Laura is understandably racked with guilt, and when her Facebook is hacked and the suicide video is uploaded from her account, it feels like the movie is going to actually go an interesting route. The film’s first act is littered with heavy-handed setup for a story exploring our reliance on the internet and its hazardous effects on the way we relate to others. The attention paid to Marina’s art and her uncanny penchant for producing animation that would normally require an entire studio to create implies that maybe her “death” video is a fabrication and she’s faked her suicide to get revenge on Laura. That would at least make a little sense thematically and would open the door for some interesting observations about how our digital lives affect our real ones, however basic and overt that commentary might be.

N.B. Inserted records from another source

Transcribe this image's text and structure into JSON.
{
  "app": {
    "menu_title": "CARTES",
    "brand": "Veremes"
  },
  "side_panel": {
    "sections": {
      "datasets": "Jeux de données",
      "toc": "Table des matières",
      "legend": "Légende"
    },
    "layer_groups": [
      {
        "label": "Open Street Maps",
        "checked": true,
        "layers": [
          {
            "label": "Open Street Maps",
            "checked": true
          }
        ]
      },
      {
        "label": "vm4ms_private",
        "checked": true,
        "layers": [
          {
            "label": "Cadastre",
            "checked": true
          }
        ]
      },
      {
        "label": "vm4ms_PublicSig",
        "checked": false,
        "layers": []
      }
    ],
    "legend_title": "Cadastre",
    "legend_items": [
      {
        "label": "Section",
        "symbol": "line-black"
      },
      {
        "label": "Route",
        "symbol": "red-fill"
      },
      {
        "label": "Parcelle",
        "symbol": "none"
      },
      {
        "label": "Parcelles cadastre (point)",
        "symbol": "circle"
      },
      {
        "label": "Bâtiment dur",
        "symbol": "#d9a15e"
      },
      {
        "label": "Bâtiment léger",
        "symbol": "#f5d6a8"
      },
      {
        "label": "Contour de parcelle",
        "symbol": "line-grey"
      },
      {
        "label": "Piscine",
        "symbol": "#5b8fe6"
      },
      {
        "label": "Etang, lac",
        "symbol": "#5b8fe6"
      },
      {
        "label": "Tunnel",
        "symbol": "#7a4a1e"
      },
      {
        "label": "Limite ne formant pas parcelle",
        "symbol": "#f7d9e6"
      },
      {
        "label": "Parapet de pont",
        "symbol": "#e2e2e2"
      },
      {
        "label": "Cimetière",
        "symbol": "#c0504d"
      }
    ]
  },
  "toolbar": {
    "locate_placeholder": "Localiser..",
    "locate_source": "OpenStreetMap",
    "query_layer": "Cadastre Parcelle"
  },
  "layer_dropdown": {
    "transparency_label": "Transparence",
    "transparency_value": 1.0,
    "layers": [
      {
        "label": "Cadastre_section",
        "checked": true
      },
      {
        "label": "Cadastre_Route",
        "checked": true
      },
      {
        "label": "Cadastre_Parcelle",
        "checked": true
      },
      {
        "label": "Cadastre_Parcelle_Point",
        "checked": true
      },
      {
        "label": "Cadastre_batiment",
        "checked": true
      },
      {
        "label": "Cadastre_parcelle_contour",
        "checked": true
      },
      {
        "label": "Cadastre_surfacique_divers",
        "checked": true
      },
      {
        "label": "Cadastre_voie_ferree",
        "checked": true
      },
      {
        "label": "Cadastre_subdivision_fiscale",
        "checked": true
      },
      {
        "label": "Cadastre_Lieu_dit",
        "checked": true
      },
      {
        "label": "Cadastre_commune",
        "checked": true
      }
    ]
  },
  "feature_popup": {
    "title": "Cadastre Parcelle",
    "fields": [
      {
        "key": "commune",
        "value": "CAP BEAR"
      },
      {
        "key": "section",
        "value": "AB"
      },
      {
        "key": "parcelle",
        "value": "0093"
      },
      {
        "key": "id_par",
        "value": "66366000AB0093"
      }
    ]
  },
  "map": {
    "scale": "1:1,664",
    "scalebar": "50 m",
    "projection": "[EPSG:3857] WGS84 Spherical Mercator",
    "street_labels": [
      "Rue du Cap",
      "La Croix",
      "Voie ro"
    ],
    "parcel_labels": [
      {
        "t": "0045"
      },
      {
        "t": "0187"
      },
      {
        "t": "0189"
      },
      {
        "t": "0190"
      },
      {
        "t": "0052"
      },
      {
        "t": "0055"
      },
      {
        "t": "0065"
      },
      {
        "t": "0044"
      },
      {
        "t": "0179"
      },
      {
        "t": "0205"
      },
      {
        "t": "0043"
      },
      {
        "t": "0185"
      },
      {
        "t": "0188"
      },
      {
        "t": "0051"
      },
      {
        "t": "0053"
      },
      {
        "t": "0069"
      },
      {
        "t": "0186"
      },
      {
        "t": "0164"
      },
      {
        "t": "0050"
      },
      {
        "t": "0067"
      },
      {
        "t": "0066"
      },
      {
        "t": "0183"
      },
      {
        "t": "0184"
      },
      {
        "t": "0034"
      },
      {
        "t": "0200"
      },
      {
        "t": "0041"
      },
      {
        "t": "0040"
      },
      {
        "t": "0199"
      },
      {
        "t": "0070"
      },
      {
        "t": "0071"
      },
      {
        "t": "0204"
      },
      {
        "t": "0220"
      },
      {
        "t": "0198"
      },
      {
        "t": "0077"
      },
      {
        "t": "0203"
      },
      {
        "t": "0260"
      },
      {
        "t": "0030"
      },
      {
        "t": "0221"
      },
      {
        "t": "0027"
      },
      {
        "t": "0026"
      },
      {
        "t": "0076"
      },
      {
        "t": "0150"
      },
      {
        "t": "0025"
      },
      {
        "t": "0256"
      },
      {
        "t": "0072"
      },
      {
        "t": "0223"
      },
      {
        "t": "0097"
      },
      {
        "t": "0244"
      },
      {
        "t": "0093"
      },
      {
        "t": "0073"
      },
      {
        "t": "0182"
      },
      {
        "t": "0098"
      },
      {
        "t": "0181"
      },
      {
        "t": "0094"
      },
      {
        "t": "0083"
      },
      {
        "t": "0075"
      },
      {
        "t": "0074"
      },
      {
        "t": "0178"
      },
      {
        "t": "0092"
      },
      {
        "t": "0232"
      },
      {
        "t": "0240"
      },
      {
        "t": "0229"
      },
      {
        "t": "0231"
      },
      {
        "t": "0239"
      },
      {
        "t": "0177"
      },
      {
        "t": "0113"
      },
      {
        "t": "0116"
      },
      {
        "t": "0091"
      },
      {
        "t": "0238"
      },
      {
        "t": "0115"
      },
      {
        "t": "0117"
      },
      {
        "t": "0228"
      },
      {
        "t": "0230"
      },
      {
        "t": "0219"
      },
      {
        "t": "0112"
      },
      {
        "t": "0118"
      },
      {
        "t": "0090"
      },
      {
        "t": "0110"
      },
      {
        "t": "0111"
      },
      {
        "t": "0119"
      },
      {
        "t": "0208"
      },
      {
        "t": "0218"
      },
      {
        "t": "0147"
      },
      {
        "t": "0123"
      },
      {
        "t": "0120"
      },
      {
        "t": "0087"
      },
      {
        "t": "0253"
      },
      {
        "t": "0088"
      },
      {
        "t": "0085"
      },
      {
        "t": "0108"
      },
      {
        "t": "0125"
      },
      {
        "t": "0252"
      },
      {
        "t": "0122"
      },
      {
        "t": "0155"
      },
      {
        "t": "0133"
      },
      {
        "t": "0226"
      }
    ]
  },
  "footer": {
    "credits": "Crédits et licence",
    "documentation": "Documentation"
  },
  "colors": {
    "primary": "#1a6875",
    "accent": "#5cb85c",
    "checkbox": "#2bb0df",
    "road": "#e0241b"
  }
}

Instead, Friend Request goes the supernatural route, with Marina basically haunting the internet like a vengeful spirit and picking off Laura’s friends one by one. This is a movie that keeps an ongoing counter of Laura’s dwindling number of Facebook friends. How’s that for adherence to Maslow’s hierarchy of needs? The kills are suitably over-the-top and there’s a healthy number of legit jump scares to keep audiences on their toes. But in between those moments of genuine tension, Verhoeven returns to the well of hand-over-mouth reaction shots and close-ups of Facebook—David Fincher made an entire fucking movie about the creation of Facebook and didn’t have this many cutaways to laptop screens and cursors dramatically hovering over the “unfriend” button.
The inherent hilarity at this film’s curious reliance on ringtones and recognizable notification sounds as a shortcut for suspense and unease is bad enough, but it’s not the most insulting element. The film actually takes time to set up real questions about interpersonal relationships in the digital age. It even has the gall to make all its main characters classmates in a psychology class! Yet when it comes time to unpack Marina’s motivations, every single character reduces her to a stereotype and refuses to say anything about her obvious mental health issues, even when a flashback to her youth heavily implies she was sexually assaulted on more than one occasion. Laura’s irritating friends who pressured her to ignore Marina in the first place are intended to elicit sympathy every time one of them gets their much-deserved comeuppance, while Marina is reduced to an ill-defined boogeyman because the screenwriters seemed to think making a laptop screen into a witch’s black mirror was an impressive enough narrative device to not have to do any heavier lifting.
The final act is baffling in its ineptitude, as one of the supporting character’s totally goes off the rails before we’re treated to an anticlimactic conclusion anchored by one of the dumbest final images in recent film history. Friend Request reads like a baby boomer’s campfire story about the internet based off his granddaughter ignoring him on a long car ride while she tries out new Snapchat filters. That this half-baked script made it through a number of hands and still got a green light should serve as inspiration for any budding filmmakers afraid that their ideas aren’t good enough for Hollywood. Relax, young would-be Tarantinos; there’s always room for more garbage.